I watched Angela marching up the hill. I wondered what the hell had gotten into her, provoking the old bugger like that.
‘There’s nothing wrong with my memory,’ he said now, turning to the churchyard gate. ‘Ward made that offer.’
I opened the gate for him, he went through and immediately stepped off the path by a gravestone. It gave me a queasy feeling deep in my gut when I realized what he was doing. He carefully put down the flowers. He'd come down to visit his wife.
‘You will tell Mrs Mortlake I’m sorry,’ he said.
Angela was leaning against the bonnet when I got up there, inspecting the back of her arm.
‘Are you all right?’
‘I’ll live.’
‘I think he’s telling the truth about Sebastian.'
She scoffed.
‘Seriously,’ I said.
She reminded me that White had been wiped out by Lloyds. And she reminded me of that note. ‘He just wants revenge, Ian.’
‘Against a dead man?’
‘You invited him to tramp all over Sebastian’s reputation. What was he going to do, pass up the opportunity?’
While she rubbed her arm, I looked down the hill. White was still in the churchyard. What he’d said about Sebastian — and that photo in my pocket, and Nigel telling me Sebastian was involved with the Ottoman slip — well, I was starting to see a few things in a different light. But how to tell Angela?
I said, ‘Remember when Sebastian took me to lunch that time? It was just before you went into hospital. Did he mention anything about it to you and Allen later?’
No, she said. She asked me what I was driving at.
‘I’m not sure.' What I really wasn’t sure about was how to say it. Because during that lunch Sebastian had asked me some pretty strange questions. Hypotheticals, like, Say if this proposition was put to you, how would you react? At the time I’d thought he was testing me out for Allen, giving my integrity the once-over in the lead-up to my promotion. But now, having heard White — and having seen that photo — I just wasn’t sure any more. Couldn’t all those strange questions have been testing me out for something else?
'Angela, if Sebastian did pull this scam with statues, what’s to say he hadn’t graduated to planes?’
‘Oh, come on. Some twisted old so-and-so spins you a line, and you’re just going to buy it, Ian? It’s preposterous. You’re acting like you never knew Sebastian.'
‘I’m not sure that I did.’
‘What?’
‘Nigel Chambers reckons WardSure was already in trouble business-wise before Sebastian died.’

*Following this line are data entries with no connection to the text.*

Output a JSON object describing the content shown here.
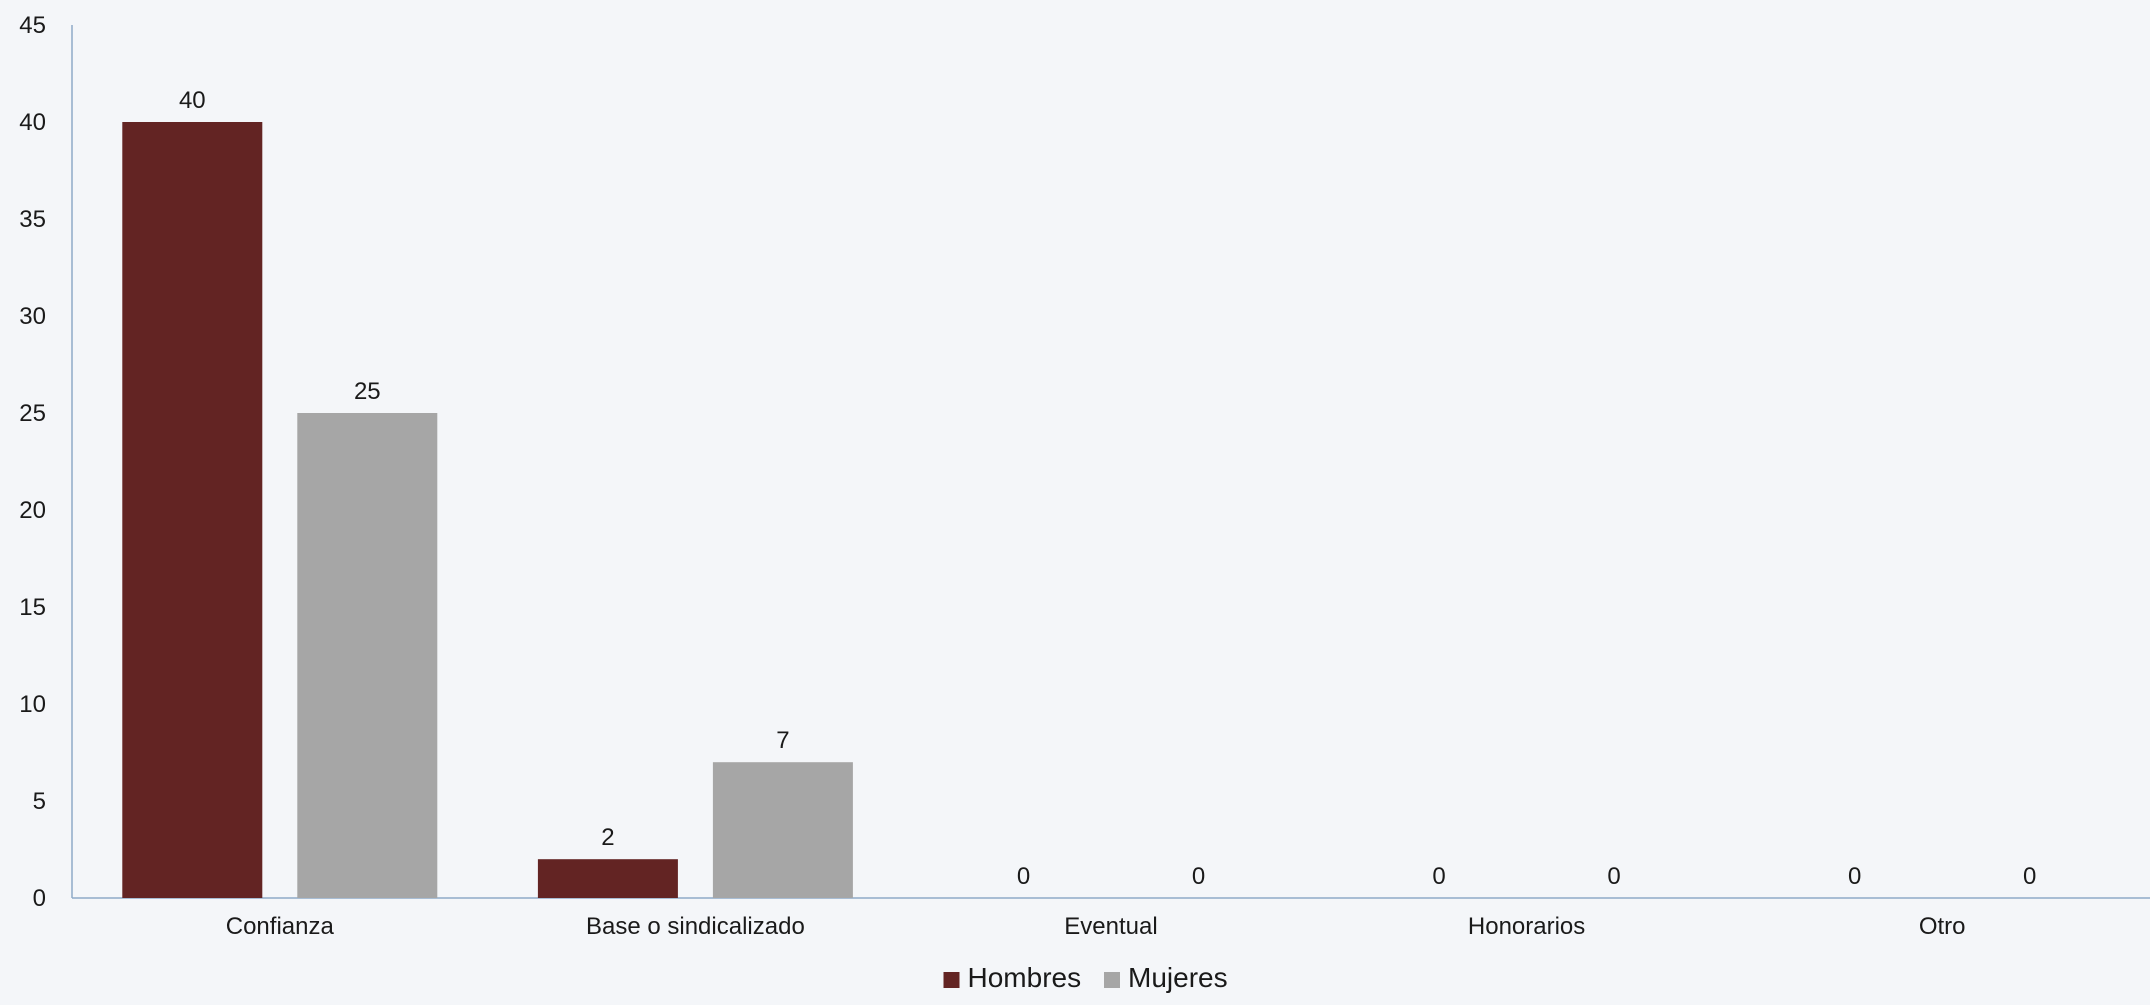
{
  "chart_data": {
    "type": "bar",
    "categories": [
      "Confianza",
      "Base o sindicalizado",
      "Eventual",
      "Honorarios",
      "Otro"
    ],
    "series": [
      {
        "name": "Hombres",
        "values": [
          40,
          2,
          0,
          0,
          0
        ],
        "color": "#632423"
      },
      {
        "name": "Mujeres",
        "values": [
          25,
          7,
          0,
          0,
          0
        ],
        "color": "#a6a6a6"
      }
    ],
    "ylim": [
      0,
      45
    ],
    "yticks": [
      0,
      5,
      10,
      15,
      20,
      25,
      30,
      35,
      40,
      45
    ],
    "data_labels": true,
    "grid": false,
    "legend": "bottom-center",
    "axis_color": "#8eaac8",
    "background": "#f4f6f9"
  }
}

'And this wouldn’t have anything to do with getting the police off your back, would it?’
‘No.’
‘If they thought Sebastian was in the habit of defrauding people, they’d have a list of murder suspects as long as your arm.’
‘We didn’t know Sebastian. Either of us,' I said, making a real effort to stay calm. ‘I thought I did, but I don’t think so now.’
‘I knew him.’
‘I don’t think so, Angela.’
She looked down to the churchyard. She remarked that she couldn't believe I'd take the word of 'that old sod.’
It was an instinctive thing, what I did then, just like when old man White chucked the flowers in her face. I took the photo out of my pocket and flicked it across the bonnet. It landed picture-side upward. She glanced at it, and before she’d properly seen what it was, she picked it up. And then she saw. Her mouth opened like she was struggling for air.
‘Angela,’ I said, going round the car. I reached for the photo, but she put out a hand, holding me off.
She studied the thing, the photo, a few seconds more, then she stepped away from the car. Sheep scattered up the hill.